Pourquoi une « Vierge nautonière » c’est-à-dire assise sur une barque, très vénérée à Boulogne-sur-Mer, se retrouve-t-elle promenée dans toute la Savoie ? Pour quelle raison parle-t-on aussi à son sujet de « Grand Retour » ?
Tout commence au Moyen-âge lorsqu’une apparition de la Vierge Marie sur les rivages de Boulogne-sur-Mer donne naissance à un pèlerinage qui existe encore aujourd’hui. Une statue de la Vierge était alors vénérée par tous ceux et celles qui espéraient le retour d’un être cher, marin parti au large ou soldat expédié loin de chez lui par la fureur de la guerre. Durant la Seconde Guerre mondiale, quatre reproductions moulées de la Vierge nautonière furent envoyées à Lourdes. En 1943, l’Eglise catholique décida de faire circuler ces reproductions à travers la France selon quatre itinéraires remontant vers Boulogne-sur-Mer. L’un d’eux va parcourir les trois départements de l’Ain, de la Savoie et de la Haute-Savoie.
Venue du diocèse de Belley, la statue de Notre-Dame du Bon Retour va circuler dans les diocèses de Savoie du mois de mai au 15 août 1946 avant de gagner la Haute-Savoie.
De belle dimension, la statue pèse 160 kg. On la remarque de loin posée sur un chariot tiré d’une paroisse à l’autre par des hommes que suit une bonne partie de la population. La blanche silhouette, posée sur sa remorque, atteint deux mètres de haut. Elle est régulièrement repeinte afin de maintenir son aspect immaculé. Assise sur sa barque, la Vierge porte sur son bras gauche l’Enfant. Leurs couronnes sont dorées tout comme le cœur que tient dans sa main la Vierge et le globe entre les mains de l’Enfant.
L’arrivée de la statue dans la paroisse a été préparée depuis plusieurs semaines par le curé et les familles. Transportée jusqu’à la limite de la paroisse de La Biolle, le chariot portant la Vierge est pris en main par les fidèles d’Albens. Le curé fait chanter le « Salve Regina » et réciter des « Ave ». La foule grossit à mesure que l’on approche de l’église.
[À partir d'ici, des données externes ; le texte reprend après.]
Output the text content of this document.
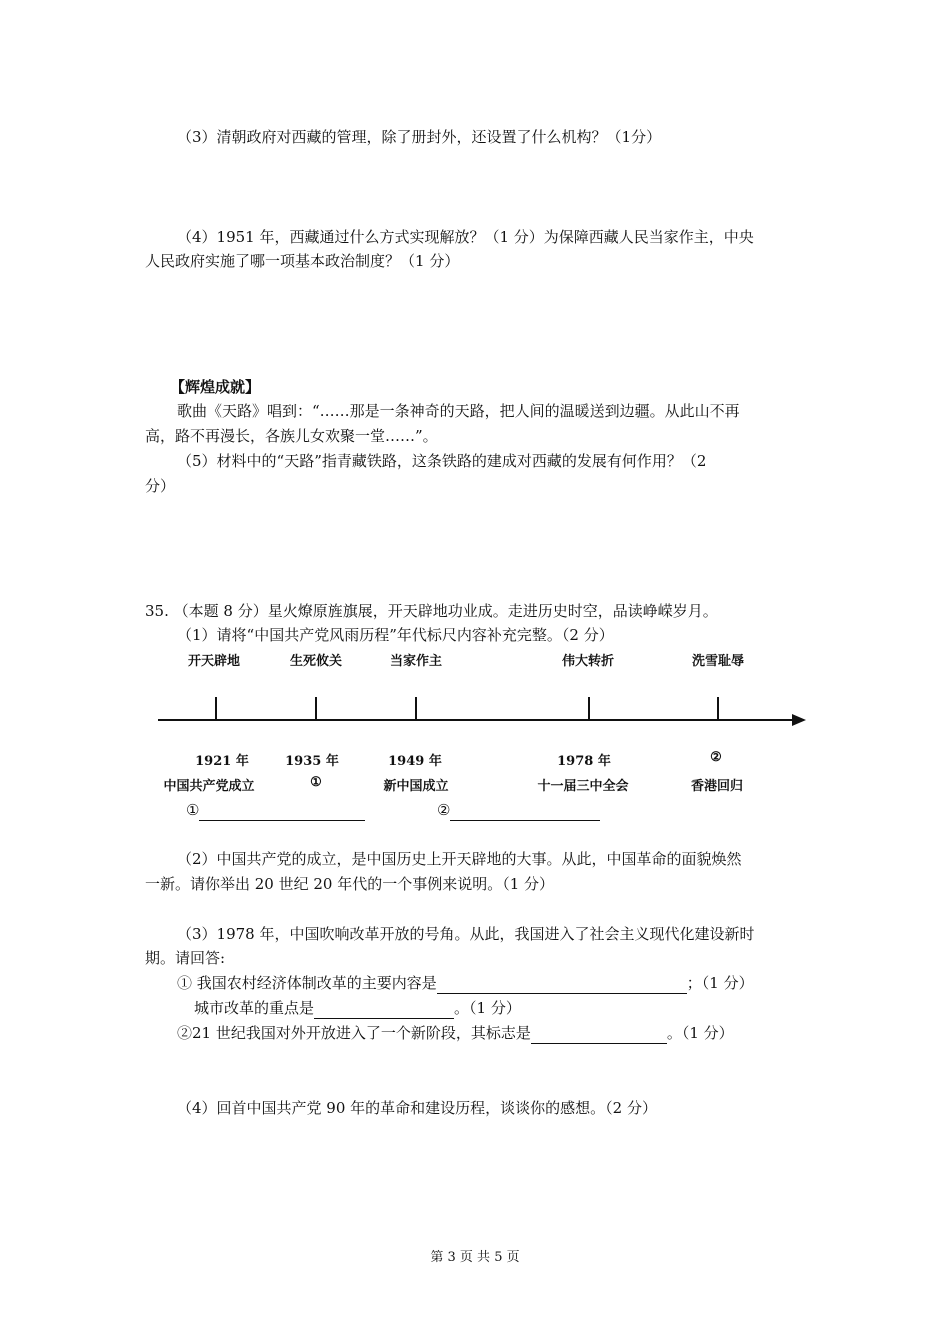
（3）清朝政府对西藏的管理，除了册封外，还设置了什么机构？（1分）
（4）1951 年，西藏通过什么方式实现解放？（1 分）为保障西藏人民当家作主，中央
人民政府实施了哪一项基本政治制度？（1 分）
【辉煌成就】
歌曲《天路》唱到：“……那是一条神奇的天路，把人间的温暖送到边疆。从此山不再
高，路不再漫长，各族儿女欢聚一堂……”。
（5）材料中的“天路”指青藏铁路，这条铁路的建成对西藏的发展有何作用？（2
分）
35. （本题 8 分）星火燎原旌旗展，开天辟地功业成。走进历史时空，品读峥嵘岁月。
（1）请将“中国共产党风雨历程”年代标尺内容补充完整。（2 分）
开天辟地	生死攸关	当家作主	伟大转折	洗雪耻辱
1921 年	1935 年	1949 年	1978 年	②
中国共产党成立	①	新中国成立	十一届三中全会	香港回归
①	②
（2）中国共产党的成立，是中国历史上开天辟地的大事。从此，中国革命的面貌焕然
一新。请你举出 20 世纪 20 年代的一个事例来说明。（1 分）
（3）1978 年，中国吹响改革开放的号角。从此，我国进入了社会主义现代化建设新时
期。请回答:
① 我国农村经济体制改革的主要内容是	；（1 分）
城市改革的重点是	。（1 分）
②21 世纪我国对外开放进入了一个新阶段，其标志是	。（1 分）
（4）回首中国共产党 90 年的革命和建设历程，谈谈你的感想。（2 分）
第 3 页 共 5 页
La procession passe entre les maisons toutes décorées de fleurs, guirlandes, arches, branches de sapins, arbustes et drapeaux.
Arrivé devant l’église, on va déposer la statue sur une estrade fleurie à l’intérieur du chœur. Un immense « SALVE REGINA » inscrit sur une banderole traverse tout le fond de la nef. Des guirlandes tombent de la voute comme autant de vagues majestueuses. Elles entourent une belle étoile à cinq branches. Dans l’entrée, enfin, une autre banderole proclame en lettres majuscules « Chez nous soyez reine ». L’ensemble est à la hauteur de la ferveur mariale, de ce regain de foi que provoque le « Grand Retour ».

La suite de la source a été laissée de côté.